Divide using synthetic division $$ ( x^{3}+13x^{2}+50x+56 ) \div ( x+7 ) $$
Answer
The synthetic division table is:
$$ \begin{array}{c|rrrr}-7&1&13&50&56\\& & -7& -42& \color{black}{-56} \\ \hline &\color{blue}{1}&\color{blue}{6}&\color{blue}{8}&\color{orangered}{0} \end{array} $$The solution is:
$$ \frac{ x^{3}+13x^{2}+50x+56 }{ x+7 } = \color{blue}{x^{2}+6x+8} $$Explanation
Step 1 : Write down the coefficients of the dividend into division table. Put the zero from $ x + 7 = 0 $ ( $ x = \color{blue}{ -7 } $ ) at the left.
$$ \begin{array}{c|rrrr}\color{blue}{-7}&1&13&50&56\\& & & & \\ \hline &&&& \end{array} $$Step 1 : Bring down the leading coefficient to the bottom row.
$$ \begin{array}{c|rrrr}-7&\color{orangered}{ 1 }&13&50&56\\& & & & \\ \hline &\color{orangered}{1}&&& \end{array} $$Step 2 : Multiply by the number on the left, and carry the result into the next column: $ \color{blue}{ -7 } \cdot \color{blue}{ 1 } = \color{blue}{ -7 } $.

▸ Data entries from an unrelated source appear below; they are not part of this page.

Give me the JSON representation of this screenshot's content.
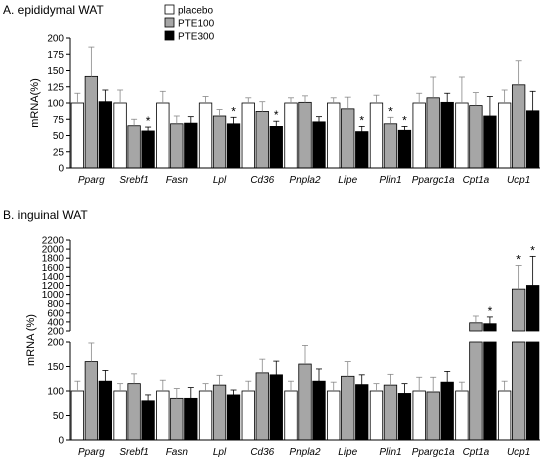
{
  "chart_data": [
    {
      "type": "bar",
      "title": "A. epididymal WAT",
      "ylabel": "mRNA(%)",
      "ylim": [
        0,
        200
      ],
      "yticks": [
        0,
        25,
        50,
        75,
        100,
        125,
        150,
        175,
        200
      ],
      "categories": [
        "Pparg",
        "Srebf1",
        "Fasn",
        "Lpl",
        "Cd36",
        "Pnpla2",
        "Lipe",
        "Plin1",
        "Ppargc1a",
        "Cpt1a",
        "Ucp1"
      ],
      "legend": {
        "placement": "top-left"
      },
      "series": [
        {
          "name": "placebo",
          "color": "#ffffff",
          "values": [
            100,
            100,
            100,
            100,
            100,
            100,
            100,
            100,
            100,
            100,
            100
          ],
          "errors": [
            15,
            20,
            18,
            10,
            8,
            8,
            8,
            12,
            15,
            40,
            20
          ]
        },
        {
          "name": "PTE100",
          "color": "#a6a6a6",
          "values": [
            141,
            65,
            68,
            80,
            87,
            101,
            91,
            68,
            108,
            96,
            128
          ],
          "errors": [
            45,
            10,
            12,
            10,
            15,
            10,
            18,
            10,
            32,
            20,
            37
          ],
          "significant": [
            false,
            false,
            false,
            false,
            false,
            false,
            false,
            true,
            false,
            false,
            false
          ]
        },
        {
          "name": "PTE300",
          "color": "#000000",
          "values": [
            102,
            57,
            69,
            68,
            64,
            71,
            56,
            58,
            101,
            80,
            88
          ],
          "errors": [
            18,
            6,
            10,
            10,
            8,
            8,
            8,
            6,
            14,
            30,
            30
          ],
          "significant": [
            false,
            true,
            false,
            true,
            true,
            false,
            true,
            true,
            false,
            false,
            false
          ]
        }
      ]
    },
    {
      "type": "bar",
      "title": "B. inguinal WAT",
      "ylabel": "mRNA (%)",
      "ylim": [
        0,
        2200
      ],
      "axis_break": {
        "lower_max": 200,
        "upper_min": 200,
        "upper_max": 2200
      },
      "yticks_lower": [
        0,
        50,
        100,
        150,
        200
      ],
      "yticks_upper": [
        200,
        400,
        600,
        800,
        1000,
        1200,
        1400,
        1600,
        1800,
        2000,
        2200
      ],
      "categories": [
        "Pparg",
        "Srebf1",
        "Fasn",
        "Lpl",
        "Cd36",
        "Pnpla2",
        "Lipe",
        "Plin1",
        "Ppargc1a",
        "Cpt1a",
        "Ucp1"
      ],
      "series": [
        {
          "name": "placebo",
          "color": "#ffffff",
          "values": [
            100,
            100,
            100,
            100,
            100,
            100,
            100,
            100,
            100,
            100,
            100
          ],
          "errors": [
            20,
            15,
            22,
            15,
            20,
            20,
            18,
            15,
            28,
            18,
            20
          ]
        },
        {
          "name": "PTE100",
          "color": "#a6a6a6",
          "values": [
            160,
            115,
            85,
            112,
            137,
            155,
            130,
            112,
            98,
            380,
            1120
          ],
          "errors": [
            38,
            20,
            20,
            20,
            28,
            38,
            30,
            22,
            30,
            150,
            520
          ],
          "significant": [
            false,
            false,
            false,
            false,
            false,
            false,
            false,
            false,
            false,
            false,
            true
          ]
        },
        {
          "name": "PTE300",
          "color": "#000000",
          "values": [
            120,
            80,
            85,
            92,
            133,
            120,
            113,
            95,
            118,
            360,
            1200
          ],
          "errors": [
            22,
            12,
            22,
            10,
            28,
            25,
            20,
            20,
            22,
            150,
            640
          ],
          "significant": [
            false,
            false,
            false,
            false,
            false,
            false,
            false,
            false,
            false,
            true,
            true
          ]
        }
      ]
    }
  ]
}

$$ \begin{array}{c|rrrr}\color{blue}{-7}&1&13&50&56\\& & \color{blue}{-7} & & \\ \hline &\color{blue}{1}&&& \end{array} $$Step 3 : Add down last column: $ \color{orangered}{ 13 } + \color{orangered}{ \left( -7 \right) } = \color{orangered}{ 6 } $
$$ \begin{array}{c|rrrr}-7&1&\color{orangered}{ 13 }&50&56\\& & \color{orangered}{-7} & & \\ \hline &1&\color{orangered}{6}&& \end{array} $$Step 4 : Multiply by the number on the left, and carry the result into the next column: $ \color{blue}{ -7 } \cdot \color{blue}{ 6 } = \color{blue}{ -42 } $.

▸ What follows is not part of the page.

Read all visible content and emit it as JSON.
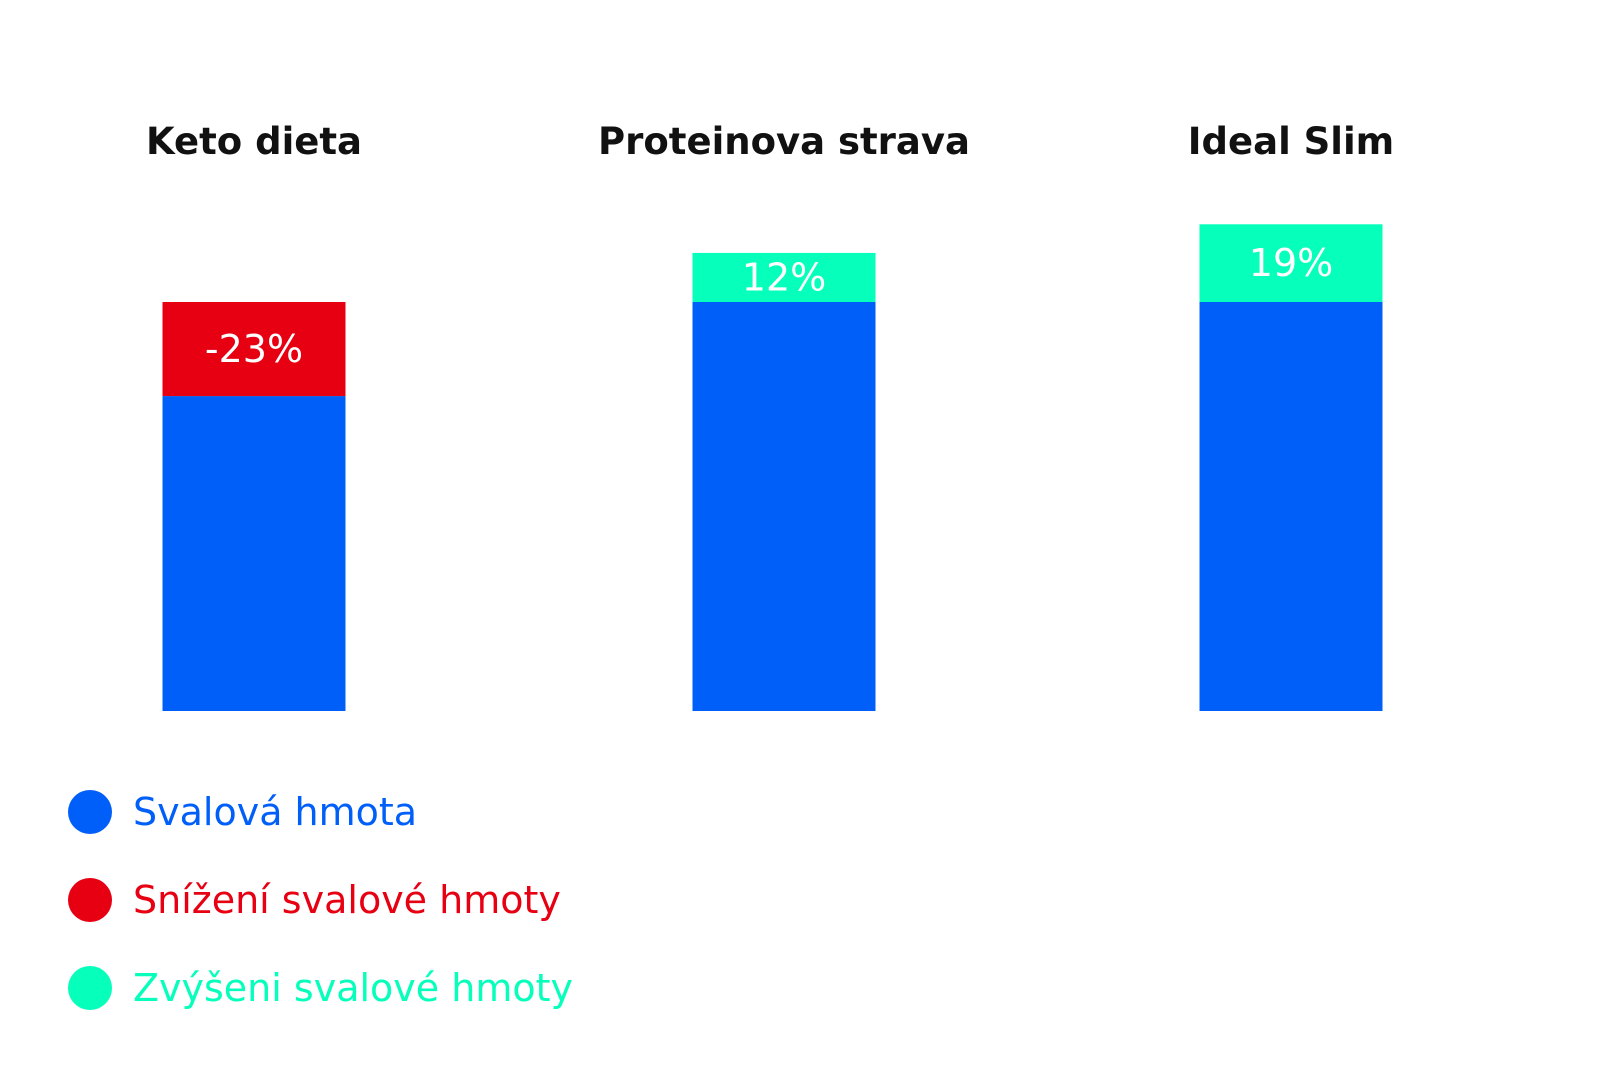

$$ \begin{array}{c|rrrr}\color{blue}{-7}&1&13&50&56\\& & -7& \color{blue}{-42} & \\ \hline &1&\color{blue}{6}&& \end{array} $$Step 5 : Add down last column: $ \color{orangered}{ 50 } + \color{orangered}{ \left( -42 \right) } = \color{orangered}{ 8 } $
$$ \begin{array}{c|rrrr}-7&1&13&\color{orangered}{ 50 }&56\\& & -7& \color{orangered}{-42} & \\ \hline &1&6&\color{orangered}{8}& \end{array} $$Step 6 : Multiply by the number on the left, and carry the result into the next column: $ \color{blue}{ -7 } \cdot \color{blue}{ 8 } = \color{blue}{ -56 } $.

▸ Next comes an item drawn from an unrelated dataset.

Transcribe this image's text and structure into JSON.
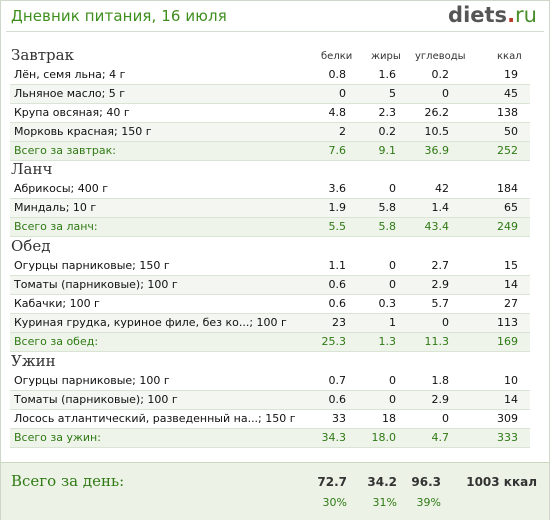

$$ \begin{array}{c|rrrr}\color{blue}{-7}&1&13&50&56\\& & -7& -42& \color{blue}{-56} \\ \hline &1&6&\color{blue}{8}& \end{array} $$Step 7 : Add down last column: $ \color{orangered}{ 56 } + \color{orangered}{ \left( -56 \right) } = \color{orangered}{ 0 } $
$$ \begin{array}{c|rrrr}-7&1&13&50&\color{orangered}{ 56 }\\& & -7& -42& \color{orangered}{-56} \\ \hline &\color{blue}{1}&\color{blue}{6}&\color{blue}{8}&\color{orangered}{0} \end{array} $$Bottom line represents the quotient $ \color{blue}{ x^{2}+6x+8 } $ with a remainder of $ \color{red}{ 0 } $.